In the world we practice in, I am thinking of platelet theory and laser acupuncture?
New Horizon Surgical Ctr., L.L.C. v Allstate Ins. Co., 2016 NY Slip Op 51125(U)(App. Term 2d Dept. 2016)
(1) “The sole witness to testify at trial was defendant’s witness, Dr. Paul Priolo, a licensed chiropractor, certified in MUA. Plaintiff stipulated to Dr. Priolo’s “credentials [and] expertise.” Dr. Priolo testified that he had concluded, based upon his review of Dr. Snitkoff’s peer review report and the documentation upon which the peer review report relied, that there was a lack of medical necessity for the MUA procedure.”

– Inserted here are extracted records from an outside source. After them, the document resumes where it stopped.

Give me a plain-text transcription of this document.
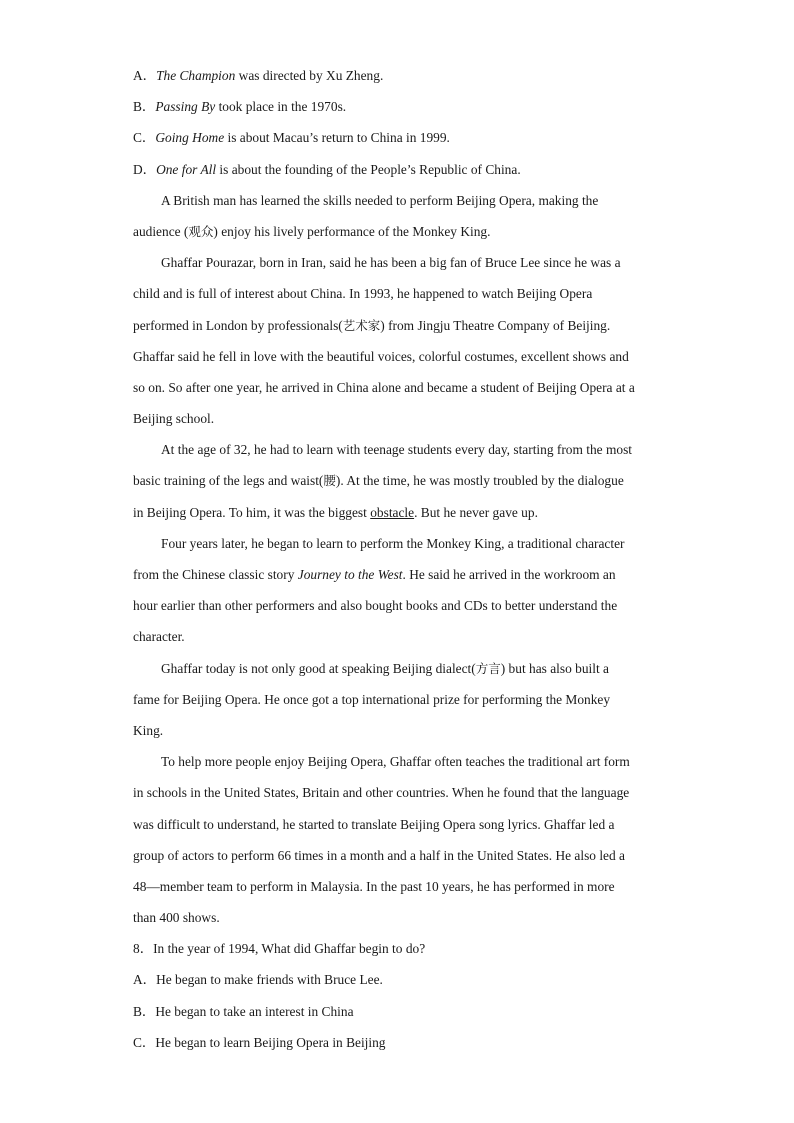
A．The Champion was directed by Xu Zheng.
B．Passing By took place in the 1970s.
C．Going Home is about Macau’s return to China in 1999.
D．One for All is about the founding of the People’s Republic of China.
A British man has learned the skills needed to perform Beijing Opera, making the
audience (观众) enjoy his lively performance of the Monkey King.
Ghaffar Pourazar, born in Iran, said he has been a big fan of Bruce Lee since he was a
child and is full of interest about China. In 1993, he happened to watch Beijing Opera
performed in London by professionals(艺术家) from Jingju Theatre Company of Beijing.
Ghaffar said he fell in love with the beautiful voices, colorful costumes, excellent shows and
so on. So after one year, he arrived in China alone and became a student of Beijing Opera at a
Beijing school.
At the age of 32, he had to learn with teenage students every day, starting from the most
basic training of the legs and waist(腰). At the time, he was mostly troubled by the dialogue
in Beijing Opera. To him, it was the biggest obstacle. But he never gave up.
Four years later, he began to learn to perform the Monkey King, a traditional character
from the Chinese classic story Journey to the West. He said he arrived in the workroom an
hour earlier than other performers and also bought books and CDs to better understand the
character.
Ghaffar today is not only good at speaking Beijing dialect(方言) but has also built a
fame for Beijing Opera. He once got a top international prize for performing the Monkey
King.
To help more people enjoy Beijing Opera, Ghaffar often teaches the traditional art form
in schools in the United States, Britain and other countries. When he found that the language
was difficult to understand, he started to translate Beijing Opera song lyrics. Ghaffar led a
group of actors to perform 66 times in a month and a half in the United States. He also led a
48—member team to perform in Malaysia. In the past 10 years, he has performed in more
than 400 shows.
8．In the year of 1994, What did Ghaffar begin to do?
A．He began to make friends with Bruce Lee.
B．He began to take an interest in China
C．He began to learn Beijing Opera in Beijing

(2) The issue in this case is not whether chiropractors are permitted to perform MUA, but rather whether defendant, through the testimony of its expert witness, satisfied its burden of establishing a lack of medical necessity and, if it did so, whether plaintiff proved, by a preponderance of the evidence, that the services rendered were medically necessary (see Park Slope Med. & Surgical Supply v Travelers Ins. Co., 37 Misc 3d 19 [App Term, 2d Dept, 2d, 11th & 13th Jud Dists 2012]).

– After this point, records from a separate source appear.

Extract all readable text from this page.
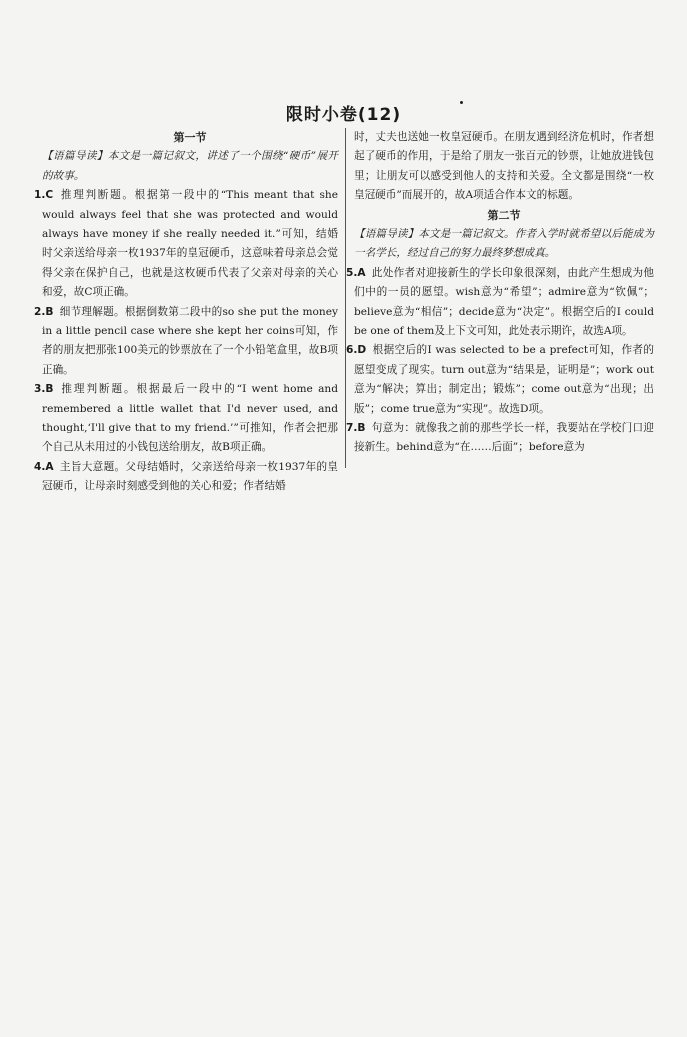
限时小卷(12)

第一节

【语篇导读】本文是一篇记叙文，讲述了一个围绕“硬币”展开的故事。

1.C 推理判断题。根据第一段中的“This meant that she would always feel that she was protected and would always have money if she really needed it.”可知，结婚时父亲送给母亲一枚1937年的皇冠硬币，这意味着母亲总会觉得父亲在保护自己，也就是这枚硬币代表了父亲对母亲的关心和爱，故C项正确。
2.B 细节理解题。根据倒数第二段中的so she put the money in a little pencil case where she kept her coins可知，作者的朋友把那张100美元的钞票放在了一个小铅笔盒里，故B项正确。
3.B 推理判断题。根据最后一段中的“I went home and remembered a little wallet that I'd never used, and thought,‘I'll give that to my friend.’”可推知，作者会把那个自己从未用过的小钱包送给朋友，故B项正确。
4.A 主旨大意题。父母结婚时，父亲送给母亲一枚1937年的皇冠硬币，让母亲时刻感受到他的关心和爱；作者结婚

时，丈夫也送她一枚皇冠硬币。在朋友遇到经济危机时，作者想起了硬币的作用，于是给了朋友一张百元的钞票，让她放进钱包里；让朋友可以感受到他人的支持和关爱。全文都是围绕“一枚皇冠硬币”而展开的，故A项适合作本文的标题。

第二节

【语篇导读】本文是一篇记叙文。作者入学时就希望以后能成为一名学长，经过自己的努力最终梦想成真。

5.A 此处作者对迎接新生的学长印象很深刻，由此产生想成为他们中的一员的愿望。wish意为“希望”；admire意为“钦佩”；believe意为“相信”；decide意为“决定”。根据空后的I could be one of them及上下文可知，此处表示期许，故选A项。
6.D 根据空后的I was selected to be a prefect可知，作者的愿望变成了现实。turn out意为“结果是，证明是”；work out意为“解决；算出；制定出；锻炼”；come out意为“出现；出版”；come true意为“实现”。故选D项。
7.B 句意为：就像我之前的那些学长一样，我要站在学校门口迎接新生。behind意为“在……后面”；before意为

(3) Plaintiff stipulated to Dr. Priolo’s expertise, and there is no indication in the record that Dr. Priolo was not competent to assert his opinion as to the lack of medical necessity of the procedure performed (see Channel Chiropractic, P.C. v Country-Wide Ins. Co., 38 AD3d 294 ; see also Patil v Countrywide Ins. Co., 11 Misc 3d 130[A], 2006 NY Slip Op 50306[U] [App Term, 2d Dept, 9th & 10th Jud Dists 2006]) and, by extension, the facility fee which was sought in the claim in question.

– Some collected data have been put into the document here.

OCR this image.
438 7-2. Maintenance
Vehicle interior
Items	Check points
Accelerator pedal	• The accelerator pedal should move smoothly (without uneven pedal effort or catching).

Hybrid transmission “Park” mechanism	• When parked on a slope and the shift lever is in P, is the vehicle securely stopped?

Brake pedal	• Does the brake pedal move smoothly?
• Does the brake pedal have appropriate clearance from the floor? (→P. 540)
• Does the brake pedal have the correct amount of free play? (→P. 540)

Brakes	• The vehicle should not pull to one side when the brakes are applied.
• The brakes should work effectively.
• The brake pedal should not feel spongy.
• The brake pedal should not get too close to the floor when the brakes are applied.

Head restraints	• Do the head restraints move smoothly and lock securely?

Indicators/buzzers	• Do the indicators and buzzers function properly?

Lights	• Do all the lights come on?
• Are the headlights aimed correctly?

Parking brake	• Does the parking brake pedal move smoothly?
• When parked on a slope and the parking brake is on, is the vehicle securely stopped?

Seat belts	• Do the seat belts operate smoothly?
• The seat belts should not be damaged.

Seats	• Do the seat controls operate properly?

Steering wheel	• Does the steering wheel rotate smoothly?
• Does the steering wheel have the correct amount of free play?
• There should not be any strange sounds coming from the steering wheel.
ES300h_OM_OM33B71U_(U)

(4) Dr. Priolo’s testimony, which the court found credible, demonstrated a factual basis and medical rationale for his determination that there was no medical necessity for the services at issue (see Alev Med. Supply, Inc. v Government Employees Ins. Co., 40 Misc 3d 128[A], 2013 NY Slip Op 51096[U] [App Term, 2d Dept, 2d, 11th & 13th Jud Dists 2013]). As plaintiff called no witnesses to rebut Dr. Priolo’s testimony (see West Tremont Med. Diagnostic, P.C. v Geico Ins. Co., 13 Misc 3d 131[A], 2006 NY Slip Op 51871[U] [App Term, 2d Dept, 2d & 11th Jud Dists 2006]), we disagree with the Civil Court’s ultimate determination in favor of plaintiff and find that the Civil Court should have dismissed the complaint.
My last post discussed the observations involving the negative IME. This is interesting on the peer review side since the Court cited to Channel Chiropractic and Patil. Those are the nurse peer reviews that with a proper foundation can be deemed sufficient to lay a foundation for determining medical appropriateness of services. This means a peer reviewer who is not certified may not be able to give an opinion on lack of medical necessity of MUA services. This would, of course, run counter to that Allstate case that came out of the Appellate Term, First Department stating that it goes to the weight of the testimony. Here, lack of training goes straight to admissibility.